Jera On Air 2024: Tijd om te bewegen (zondag)

Het jaarlijkse hardcorepunkfeesjte in Ysselsteyn is alweer toe aan zijn dertigste jaar. Dertig! Begonnen als een klein festivalletje is Jera On Air inmiddels uitgegroeid tot een festival van formaat, waar ook veel topacts komen en/of exclusieve shows spelen. Dat leverde de organisatie in 2023 ook het prestigieuze IJzeren Podiumdier voor “Festival van het jaar” op. Dit jaar is er nog een extra dag aan vastgeplakt, toen bleek dat The Prodigy wilde komen. En wat een namen heeft de organisatie voor die dagen weten te strikken! Het zorgt voor veel fraais. Zware metalen is er op de vrijdag en zondag bij, Friso Veltkamp doet verslag. De foto’s komen van de Jera-organisatie.

Omdat vrijdag zo’n goede dag was, er op zondag ook een hoop toffe dingen geprogrammeerd stonden en we bovendien nog munten over hadden, vroegen we de organisatie om ook een accreditatie voor zondag te verlenen. Vijf minuten later liep die in de mailbox binnen. “That’s how we roll!” aldus de organisatie. Hulde!

Nog het volgende over de organisatie: die is uitstekend. Geen enkele band begint te laat en er zijn nauwelijks wachtrijen.

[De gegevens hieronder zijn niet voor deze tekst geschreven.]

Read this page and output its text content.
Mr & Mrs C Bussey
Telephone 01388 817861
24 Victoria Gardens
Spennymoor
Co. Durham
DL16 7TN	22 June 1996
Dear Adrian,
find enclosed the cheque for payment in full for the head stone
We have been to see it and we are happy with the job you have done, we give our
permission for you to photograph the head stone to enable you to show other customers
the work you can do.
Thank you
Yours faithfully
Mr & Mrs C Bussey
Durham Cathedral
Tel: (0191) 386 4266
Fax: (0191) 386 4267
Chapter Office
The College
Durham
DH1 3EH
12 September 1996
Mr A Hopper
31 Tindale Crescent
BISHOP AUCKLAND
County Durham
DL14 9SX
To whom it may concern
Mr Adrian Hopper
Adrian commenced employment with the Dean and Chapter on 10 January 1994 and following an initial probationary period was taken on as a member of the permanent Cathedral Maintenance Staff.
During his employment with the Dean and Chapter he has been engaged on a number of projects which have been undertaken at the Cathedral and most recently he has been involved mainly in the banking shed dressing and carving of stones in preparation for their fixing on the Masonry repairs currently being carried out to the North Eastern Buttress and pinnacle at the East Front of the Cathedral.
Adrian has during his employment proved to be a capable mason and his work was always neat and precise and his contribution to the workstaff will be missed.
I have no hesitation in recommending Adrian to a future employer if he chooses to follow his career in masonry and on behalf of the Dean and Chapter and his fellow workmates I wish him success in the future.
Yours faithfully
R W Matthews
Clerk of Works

Als je iets wil drinken, kan je terecht bij een van de vele toogjes en lang hoef je nergens te wachten. Hetzelfde geldt voor het eten, mede dankzij het ruime aanbod. Het personeel is bovendien vriendelijk, van de stewards tot het personeel, en dragen de trots, dat ze bij de Jeracrew horen, ook echt uit.

Het eerste wat vandaag opvalt is het grote aantal mensen dat alvast zijn spullen pakt of naar huis gaat. Waar het gras er vrijdag nog mooi bij lag, is het nu veranderd in een met houtsnippers bedekte modderpoel. Natuurlijk wegens de vele regenval van de dag ervoor. De zon wil de hele dag ook niet echt doorbreken, wat een beetje een zondaggevoel geeft, mede doordat bij veel bezoekers de koek na drie dagen op is. Maar er is nog voldoende publiek en er staat dus wel een hoop interessants op het programma vandaag.

We beginnen vandaag met The Acacia strain. Een paar jaar geleden kwam deze band op de proppen met de uitstekende plaat World Decay. Wat opvalt: opnieuw een naam van formaat die de dag opent. Wanneer de eerste tonen zich laten horen, komt zanger Vincent het podium op: “You hear This? You know what this fucking means? Time to move!” De band voegt gelijk de daad bij die woorden door er in Beast een vermorzelende breakdown uit te kooien. De (dan) kleine hoeveelheid toeschouwers weet meteen wat ze te doen staat en begint aan acrobatiek, terwijl sommigen ook voluit mee zingen.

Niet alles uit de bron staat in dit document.